South Korea on Tuesday condemned Japan’s repeated claim to the Dokdo islets in a foreign policy document presented to its cabinet, rekindling territorial and historical tensions between the two countries.
The Japanese government described the islets as “indigenous Japanese territory” in this year’s foreign policy document, known as the Diplomatic Bluebook, reported to its cabinet earlier in the day.
Seoul’s Foreign Ministry urged Tokyo to immediately retract its claim over the ownership of Dokdo, which is controlled by Seoul. The ministry summoned Koichi Mizushima, minister at the Japanese Embassy in Seoul, to lodge a complaint.
Koichi Mizushima (Yonhap)
“The Japanese government’s reassertion of an unjust, absurd territorial claim over Dokdo will not be of help at all to the establishment of forward-looking South Korea-Japan relations,” the Ministry of Foreign Affairs said in a statement.
South Korea has tried to normalize icy ties with Japan, pursuing a “two-track” approach of separating contentious historical issues from current affairs and building a “future-oriented” relationship with Japan.
The ministry said it would “sternly respond” to any provocative action by Japan over Dokdo, which it said belongs to South Korea historically, geographically and in terms of international law.
Japan illicitly incorporated the Dokdo islets -- two main islands and some 30 smaller rocks -- as part of its territory at the height of the Russo-Japanese War in 1905, before colonizing the entire peninsula. South Korea has been in effective control of the islets since liberation from Japan in 1945. A South Korean Coast Guard detachment has been stationed there since 1954.
In the Japanese diplomatic paper, Japan said the “Sea of Japan” is the only name recognized in the eyes of international law as the name of the body of water lying between the two countries. South Korea refers to it as the “East Sea.”
Seoul’s Foreign Ministry called it “unacceptable” and stressed that the East Sea has been the justifiable name used for over 2,000 years.
Japan also did not label South Korea as its “most important neighbor” sharing strategic interests with Japan, unlike the 2017 version of the document.

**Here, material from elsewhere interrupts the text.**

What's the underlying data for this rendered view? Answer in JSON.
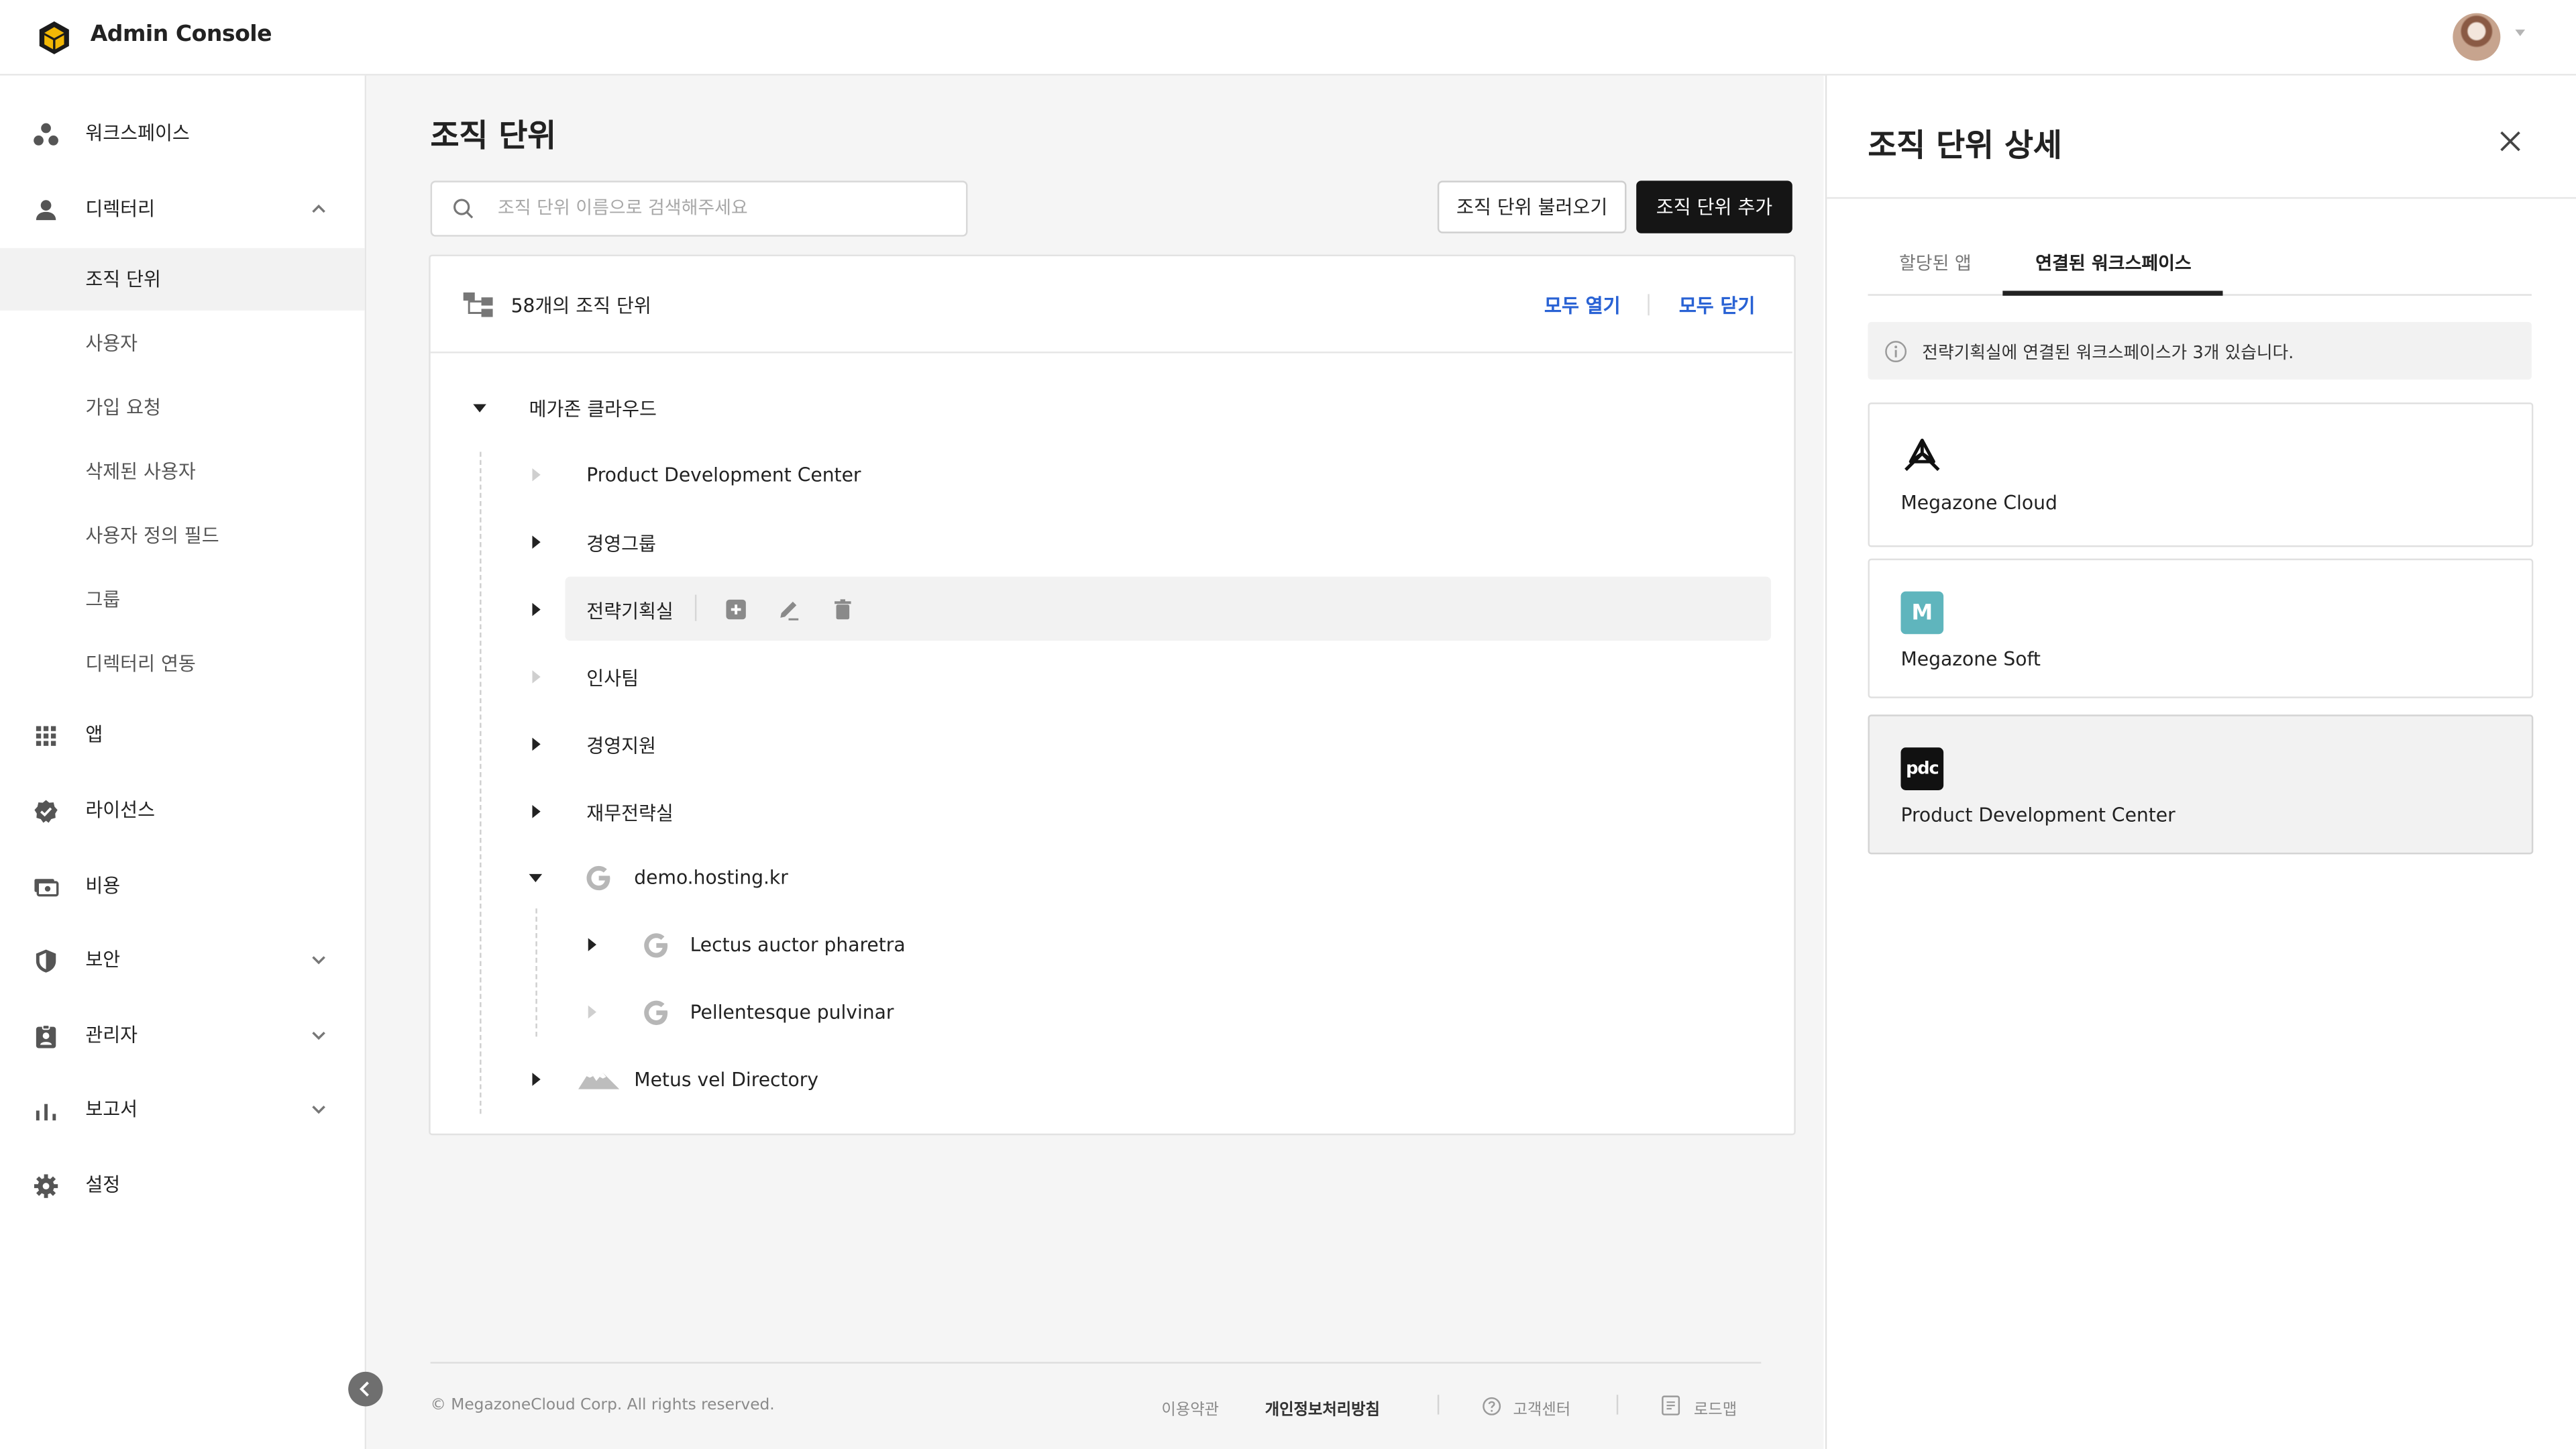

Japan’s renewed claim to the islets comes as South Korea and Japan seek to maintain close coordination to achieve North Korea’s denuclearization, as the reclusive country is set to hold a historic summit with the US on June 12 in Singapore.
Although Seoul and Tokyo present a united front in tackling North Korea’s nuclear issue, bilateral relations have been strained over historical matters, including Japan’s wartime sexual slavery of Korean women and Japan’s claims to Dokdo.
In a fast-paced rapprochement in inter-Korean relations, Japanese Prime Minister Shinzo Abe even sought South Korean President Moon Jae-in’s help in resolving the issue of North Korea’s abduction of Japanese nationals in the 1970s and ’80s, ahead of Moon’s meeting with North Korean leader Kim Jong-un last month.
In March, Tokyo revised its school curriculum guidelines in order to teach Japanese high school students that the disputed islets of Dokdo belong to Japan. Last year, it revised the guidelines for primary school and middle school students, drawing condemnation from Seoul.